Through exploration comes discovery!
Let’s start with Bates’ article, A Short History of Educational Technology.
I appreciate how Bates structured the article, using the main modes of communication to provide the educational technology developments1. “One of the earliest means of formal teaching was oral – though human speech – although over time, technology has been increasingly used to facilitate or ‘back-up’ oral communication”1. It is interesting that we look for ways to support what we are teaching or being taught, we must go beyond the lecture. When lectures first began, it was simply reading off of a scroll, so why do we need to support this now1? I think technology has brought learners to question the teachings. Instead of taking the teachings and understanding what they are being taught, learners try and counter those that teach them. Information has become so accessible, that there are countless numbers of sources available at your fingertips, each with its own perspective. Is this a gratification type of need? Why is there this question to the instructors and information being taught? How do we, as instructors or instructional designers, get past this? Can we get past this?

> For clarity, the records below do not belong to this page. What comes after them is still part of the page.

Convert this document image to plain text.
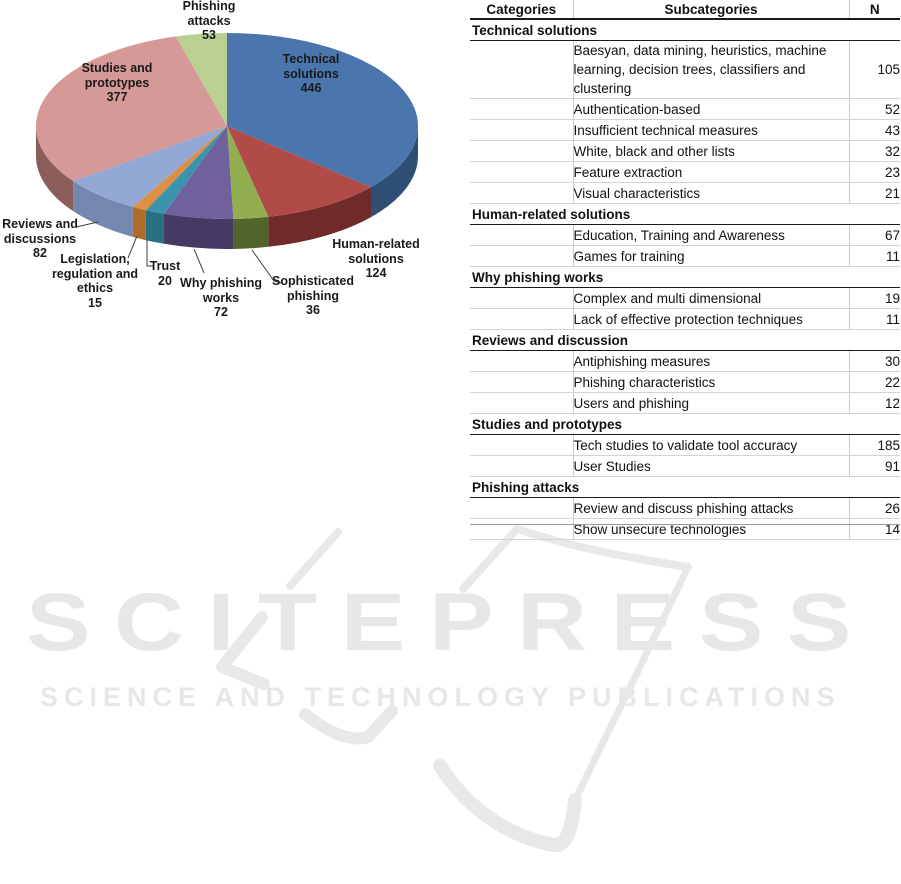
SCITEPRESS
SCIENCE AND TECHNOLOGY PUBLICATIONS
Technical
solutions
446
Human-related
solutions
124
Sophisticated
phishing
36
Why phishing
works
72
Trust
20
Legislation,
regulation and
ethics
15
Reviews and
discussions
82
Studies and
prototypes
377
Phishing
attacks
53
Categories	Subcategories	N
Technical solutions		
	Baesyan, data mining, heuristics, machine learning, decision trees, classifiers and clustering	105
	Authentication-based	52
	Insufficient technical measures	43
	White, black and other lists	32
	Feature extraction	23
	Visual characteristics	21
Human-related solutions		
	Education, Training and Awareness	67
	Games for training	11
Why phishing works		
	Complex and multi dimensional	19
	Lack of effective protection techniques	11
Reviews and discussion		
	Antiphishing measures	30
	Phishing characteristics	22
	Users and phishing	12
Studies and prototypes		
	Tech studies to validate tool accuracy	185
	User Studies	91
Phishing attacks		
	Review and discuss phishing attacks	26
	Show unsecure technologies	14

“The development of web-based learning management systems in the mid-1990s, textual communication, although digitized, became, at least for a brief time, the main communication medium for Internet-based learning”1. Online learning platforms provide such great opportunities for students to continue education. This goes beyond a lecture style of learning and takes print to a more publicly available platform. I am curious to know the impact that web-based learning management systems have had on textbook publishers. Do students always purchase textbooks or do they look to alternate sources available? This could save quite a bit of money for students and with post-secondary education being quite costly, I would be interested in seeing if there has been an impact to sales. My other question would be, has there been a major shift from print sources to “e” or online alternatives?
Telephone, broadcasting, recording, conference calling, and webinars have been introduced, yet these technologies don’t change the oral basis of communication for teaching1. Again, we return the impact and reliance on oral communication for learning with the support of technological developments. Technology has simply made oral communication more accessible and readily available for students. The question is, is this enough?
The settlers have landed and now look to explore the lands.
Let’s continue our exploration with David Merrill’s, First Principles of Instruction.
Merrill’s four phases: “… (a) activation of prior experience, (b) demonstration of skills, (c) application of skills, and (d) integration of these skills into real-world activities” closely align with how I have designed my courses2. I was recently hired as a Business Finance Instructor at a local University and I used this approach in designing my courses. I have found that you need to teach, teach again, watch, and then correct to really help students absorb the material. Business Finance is all about problems. We look at puzzles and cases and try to find ways to solve or make sense of the issue. I really like this approach, but I wonder how relevant these four phases can be to all types of teaching. For example, what if I can’t activate prior experience for my students? Can I use a real-world example instead? Does this impact the flow of these four phases in learning, since a real-world activity is the final phase? I’m also very interested in the reflection concept. “Learners need the opportunity to reflect on, defend, and share what they have learned if it is to become part of their available repertoire”2. Reflecting and processing the information in order to be able to share it with others, seems like an integral step within the process. Is it the sharing that provides the most benefit? Or is the ability to reflect on the content and analyze that content to see what you do and do not understand? Where does Nelson’s emphasis on collaboration fit? With more of a focus on application, versus demonstration2, it seems that the sharing can really happen at any stage. Can it beneficial to learning collaboratively versus solely and then collaborate? Where do students have that “ah ha” moment?
I’m really looking forward to learning more about instructional design and testing out some of these theories and processes within my own teachings.
1Bates, T. (2014, December 10). A Short History of Educational Technology. Retrieved from https://www.tonybates.ca/2014/12/10/a-short-history-of-educational-technology/.
2Merrill, M. D. (2002). First principles of instruction. Educational Technology Research and Development, 50(3), 43-59.